Patienten mit Hämophilie A und Inhibitoren erleiden unter einer Prophylaxe mit dem Antikörper Emicizumab nur einen Bruchteil der Blutungen gegenüber Patienten ohne Prophylaxe.

Hauptergebnisse

  • Die annualisierte Blutungsrate betrug unter Emicizumab 2,9 vs 23,3 ohne das Präparat.
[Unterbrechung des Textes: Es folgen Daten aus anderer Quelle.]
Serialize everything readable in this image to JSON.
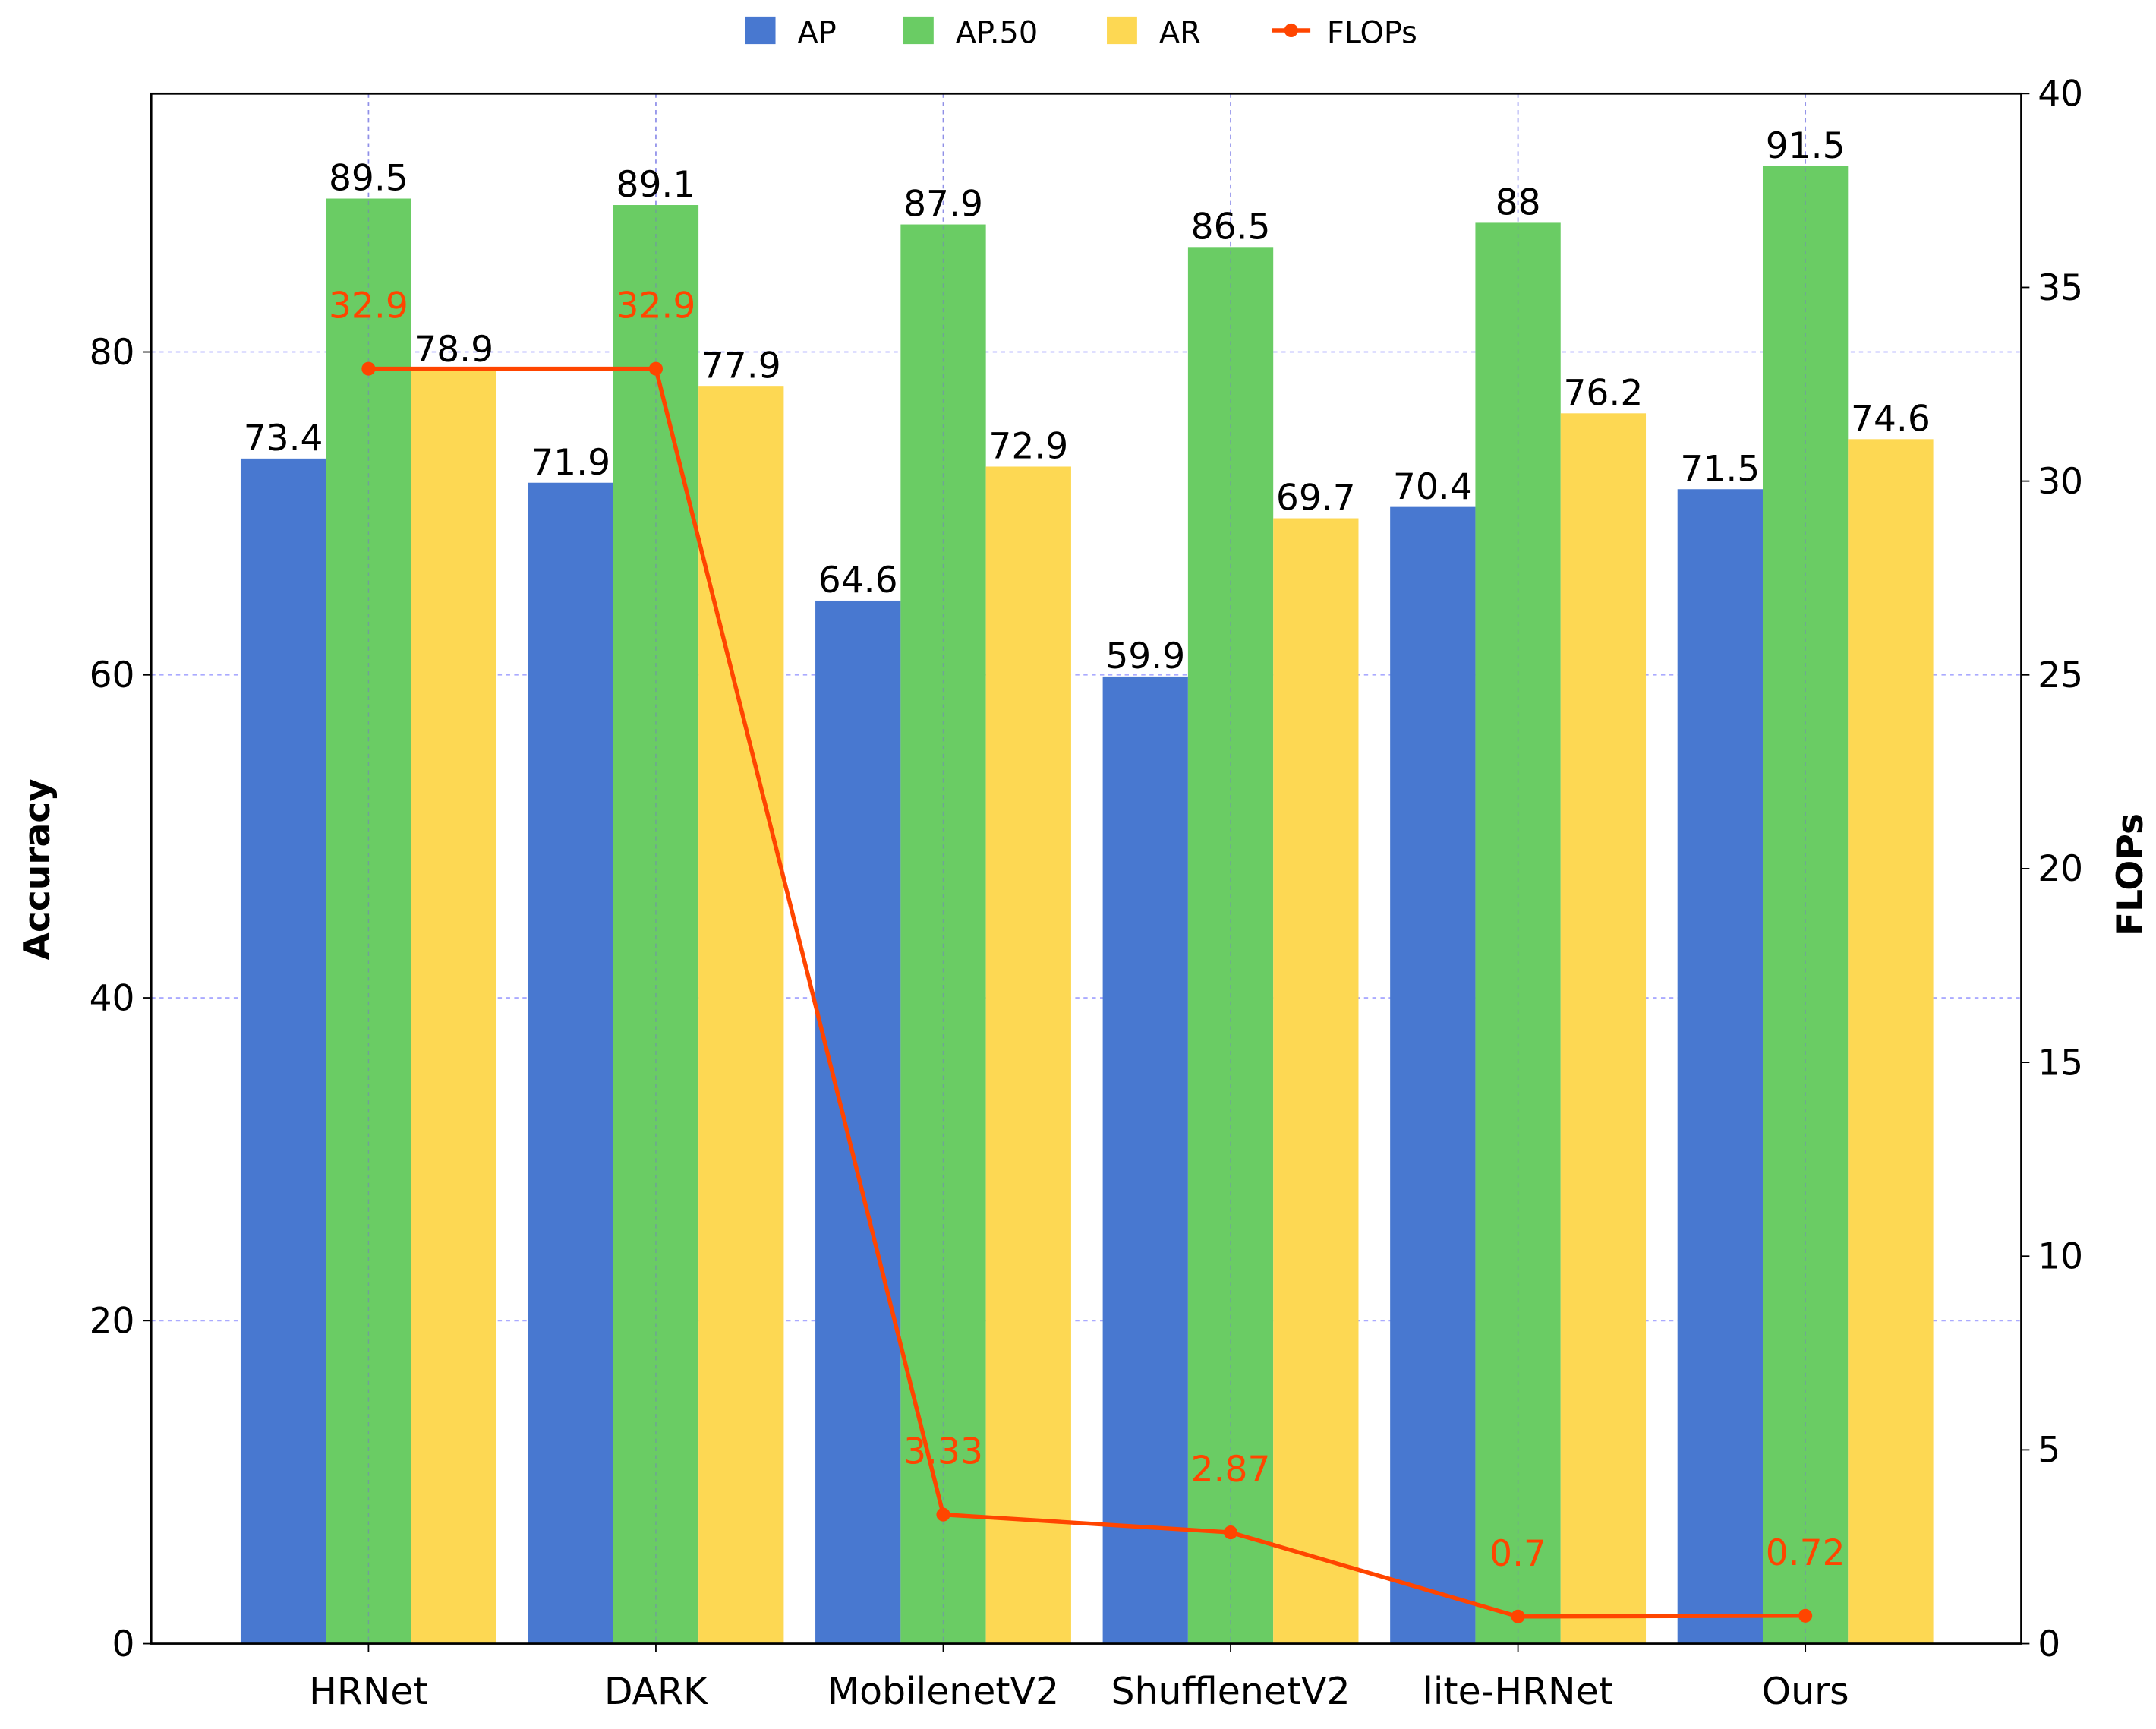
{
  "chart_data": {
    "type": "bar",
    "categories": [
      "HRNet",
      "DARK",
      "MobilenetV2",
      "ShufflenetV2",
      "lite-HRNet",
      "Ours"
    ],
    "series": [
      {
        "name": "AP",
        "type": "bar",
        "axis": "left",
        "color": "#4878d0",
        "values": [
          73.4,
          71.9,
          64.6,
          59.9,
          70.4,
          71.5
        ],
        "labels": [
          "73.4",
          "71.9",
          "64.6",
          "59.9",
          "70.4",
          "71.5"
        ]
      },
      {
        "name": "AP.50",
        "type": "bar",
        "axis": "left",
        "color": "#6acc64",
        "values": [
          89.5,
          89.1,
          87.9,
          86.5,
          88,
          91.5
        ],
        "labels": [
          "89.5",
          "89.1",
          "87.9",
          "86.5",
          "88",
          "91.5"
        ]
      },
      {
        "name": "AR",
        "type": "bar",
        "axis": "left",
        "color": "#fdd853",
        "values": [
          78.9,
          77.9,
          72.9,
          69.7,
          76.2,
          74.6
        ],
        "labels": [
          "78.9",
          "77.9",
          "72.9",
          "69.7",
          "76.2",
          "74.6"
        ]
      },
      {
        "name": "FLOPs",
        "type": "line",
        "axis": "right",
        "color": "#ff4500",
        "values": [
          32.9,
          32.9,
          3.33,
          2.87,
          0.7,
          0.72
        ],
        "labels": [
          "32.9",
          "32.9",
          "3.33",
          "2.87",
          "0.7",
          "0.72"
        ]
      }
    ],
    "ylabel": "Accuracy",
    "y2label": "FLOPs",
    "ylim": [
      0,
      96
    ],
    "y2lim": [
      0,
      40
    ],
    "yticks": [
      "0",
      "20",
      "40",
      "60",
      "80"
    ],
    "y2ticks": [
      "0",
      "5",
      "10",
      "15",
      "20",
      "25",
      "30",
      "35",
      "40"
    ],
    "grid": true,
    "legend_position": "top-center"
  }
}
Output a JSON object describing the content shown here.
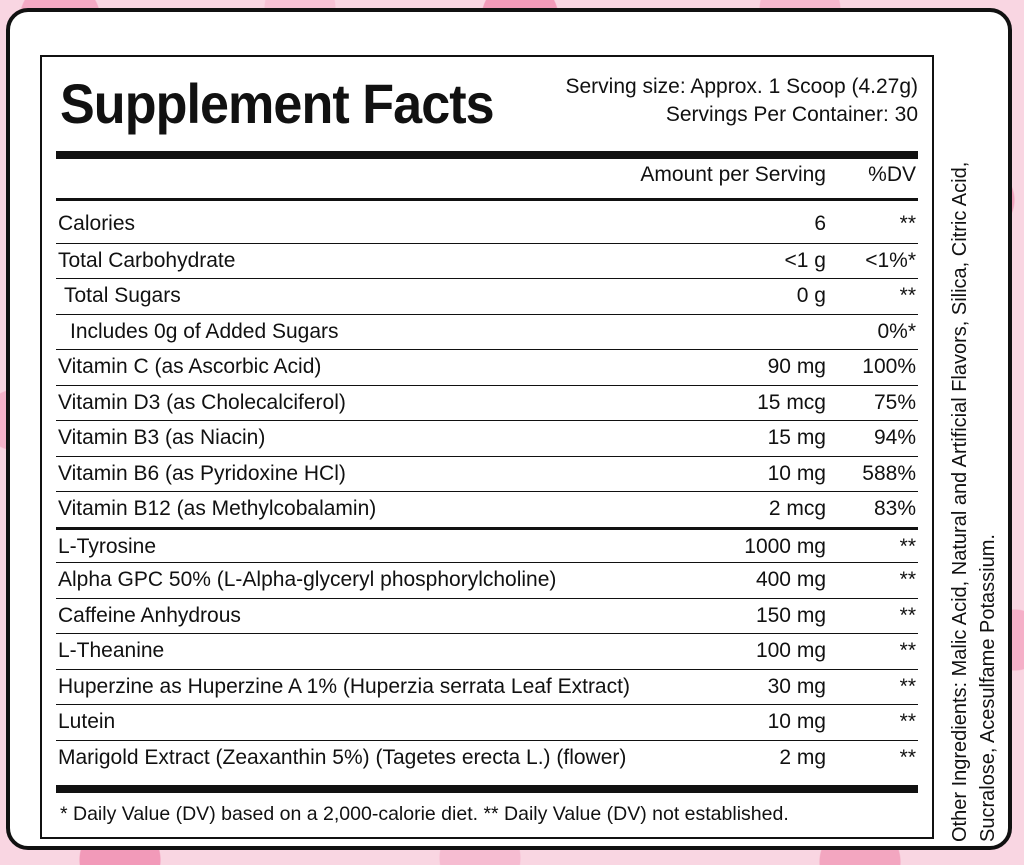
{
  "title": "Supplement Facts",
  "serving_size": "Serving size: Approx. 1 Scoop (4.27g)",
  "servings_per_container": "Servings Per Container: 30",
  "columns": {
    "amount": "Amount per Serving",
    "dv": "%DV"
  },
  "rows": [
    {
      "name": "Calories",
      "amount": "6",
      "dv": "**"
    },
    {
      "name": "Total Carbohydrate",
      "amount": "<1 g",
      "dv": "<1%*"
    },
    {
      "name": "Total Sugars",
      "amount": "0 g",
      "dv": "**"
    },
    {
      "name": "Includes 0g of Added Sugars",
      "amount": "",
      "dv": "0%*"
    },
    {
      "name": "Vitamin C (as Ascorbic Acid)",
      "amount": "90 mg",
      "dv": "100%"
    },
    {
      "name": "Vitamin D3 (as Cholecalciferol)",
      "amount": "15 mcg",
      "dv": "75%"
    },
    {
      "name": "Vitamin B3 (as Niacin)",
      "amount": "15 mg",
      "dv": "94%"
    },
    {
      "name": "Vitamin B6 (as Pyridoxine HCl)",
      "amount": "10 mg",
      "dv": "588%"
    },
    {
      "name": "Vitamin B12 (as Methylcobalamin)",
      "amount": "2 mcg",
      "dv": "83%"
    },
    {
      "name": "L-Tyrosine",
      "amount": "1000 mg",
      "dv": "**"
    },
    {
      "name": "Alpha GPC 50% (L-Alpha-glyceryl phosphorylcholine)",
      "amount": "400 mg",
      "dv": "**"
    },
    {
      "name": "Caffeine Anhydrous",
      "amount": "150 mg",
      "dv": "**"
    },
    {
      "name": "L-Theanine",
      "amount": "100 mg",
      "dv": "**"
    },
    {
      "name": "Huperzine as Huperzine A 1% (Huperzia serrata Leaf Extract)",
      "amount": "30 mg",
      "dv": "**"
    },
    {
      "name": "Lutein",
      "amount": "10 mg",
      "dv": "**"
    },
    {
      "name": "Marigold Extract (Zeaxanthin 5%) (Tagetes erecta L.) (flower)",
      "amount": "2 mg",
      "dv": "**"
    }
  ],
  "footnote": "*  Daily Value (DV) based on a 2,000-calorie diet.  ** Daily Value (DV) not established.",
  "other_ingredients": "Other Ingredients: Malic Acid, Natural and Artificial Flavors, Silica, Citric Acid, Sucralose, Acesulfame Potassium."
}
Das entspricht einer Reduktion der Blutungen um 87 % (P<0,001).
  • 63 % der Teilnehmer unter Emicizumab hatten während der Studie keine einzige Blutung.
  • Unter 27 Studienteilnehmern, die zuvor Bypassing-Agentien erhalten hatten, reduzierten sich die Blutungen mit Emicizumab-Prophylaxe um 79 % (P<0,001).
  • Es wurden keine Antikörper gegen Emicizumab nachgewiesen.


Design

Multizentrische, open-label Vergleichsstudie der Phase III mit 109 männlichen Patienten über 12 Jahren, die an Hämophilie A litten und eine hohen Titer an Faktor VIII-Inhibitoren hatten (≥5 Bethesda-Einheiten / ml). Randomisierung im Verhältnis 2:1 für subkutane Injektionen von Emicizumab vs. keine Injektionen. Primärer Endpunkt war die Differenz in der Blutungsrate über mindestens 24 Wochen. Finanziert von Hoffman La-Roche und Chugai Pharmaceuticals.

Klinische Bedeutung

Emicizumab ist ein bispezifischer Antikörper, der gleichzeitig an die Gerinnungsfaktoren IX und X binden kann und dadurch die Funktion des Faktor III ersetzt, der bei der Hämophilie A fehlt. Offenbar kann damit jenen etwa 30 Prozent aller Patienten geholfen werden, die unter einer Substitutionstherapie mit Faktor VIII neutralisierende Antikörper entwickeln. Emacizumab scheint wirksamer als Bypass-Präparate, mit denen man bisher versuchte, diesen Patienten zu helfen. Der Hersteller hat inzwischen die Zulassung zu beantragt.